Another positive component is the rationalising of tax exemptions and disclosing the beneficiaries of the exemptions, as by making the government conduct cost-benefit analysis and disclosing the beneficiaries of the exemptions, there will be added pressure on the government to rationalise these exemptions. The big question is whether the public and media can keep a check on the government when it provides this information. Other positives include the simplification of the Sales Tax Return and removing low-yielding withholding taxes.
On the questionable parts of the programme, there are three major concerns that might undermine the reform effort. First, the programme’s cost is huge. For instance, $32 million are being spent to help rationalise the withholding tax regime, $40 million to make a risk-based assessment tool and $35.5 million on redesigning FBR’s business process. A lot of money across all programme components is being spent on conducting workshops and paying consultants, which is problematic.
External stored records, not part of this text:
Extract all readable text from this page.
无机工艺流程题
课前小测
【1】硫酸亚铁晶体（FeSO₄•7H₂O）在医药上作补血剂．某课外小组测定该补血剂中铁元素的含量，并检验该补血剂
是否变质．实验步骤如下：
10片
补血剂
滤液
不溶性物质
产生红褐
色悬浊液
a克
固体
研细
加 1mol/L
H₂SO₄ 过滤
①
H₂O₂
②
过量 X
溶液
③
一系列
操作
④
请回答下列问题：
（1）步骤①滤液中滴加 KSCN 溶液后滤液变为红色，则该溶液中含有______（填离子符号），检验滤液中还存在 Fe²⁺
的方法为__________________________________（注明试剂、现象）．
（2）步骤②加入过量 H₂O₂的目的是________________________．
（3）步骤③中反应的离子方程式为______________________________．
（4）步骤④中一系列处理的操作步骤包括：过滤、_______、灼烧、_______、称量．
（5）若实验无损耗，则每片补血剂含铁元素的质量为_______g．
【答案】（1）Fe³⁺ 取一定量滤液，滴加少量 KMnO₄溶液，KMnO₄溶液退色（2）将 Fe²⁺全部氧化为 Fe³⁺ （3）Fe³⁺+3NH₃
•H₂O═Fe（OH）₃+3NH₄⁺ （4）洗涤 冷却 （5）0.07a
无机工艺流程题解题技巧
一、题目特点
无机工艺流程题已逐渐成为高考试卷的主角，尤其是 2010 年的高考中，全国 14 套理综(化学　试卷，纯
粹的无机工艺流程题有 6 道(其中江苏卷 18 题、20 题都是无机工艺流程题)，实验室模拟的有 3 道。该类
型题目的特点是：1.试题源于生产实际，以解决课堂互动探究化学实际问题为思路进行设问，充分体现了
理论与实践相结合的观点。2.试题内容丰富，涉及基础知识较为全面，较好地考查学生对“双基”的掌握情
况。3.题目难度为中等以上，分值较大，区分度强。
Second, the main strategy for the broadening of the tax base relies entirely on automated data sharing and recruiting data analysts to help identify new taxpayers. The narrow tax base has been one of the central problems of taxation in Pakistan. Hence it is slightly disappointing that the main strategy to broaden the tax base is so limited in its scope. Simply investing in ICT infrastructure and hiring data programmers will not help expand the tax base unless coupled with changes in the tax law, the incentive structure of FBR officials and addressing the larger political economy issues around taxation.
Third, arguably the most important part of this reform programme will be its implementation, which seems to have received little attention so far. The official World Bank document has hardly one page on implementation, where it simply states that the FBR is primarily going to be responsible for the process. The tricky thing about reforms in developing countries is that implementation holds the key to success. Even the most well-designed reform programmes fail miserably when the implementation is not customised according to the unique context.
The programme certainly takes a few much-needed steps to transform Pakistan’s tax administration. However, the strategy to broaden the tax base needs to be bolstered so that it does not solely rely on data-sharing provisions and hiring data analysts. For instance, one of the biggest bottlenecks in the broadening process is the exceptionally long process to bring new people into the system. There are many other factors that contribute towards the low tax base which need to be addressed. Additionally, the implementation of this programme needs serious attention. This is what will eventually determine the success of the programme and of the current government in reforming the tax administration.
Published in The Express Tribune, December 11th, 2019.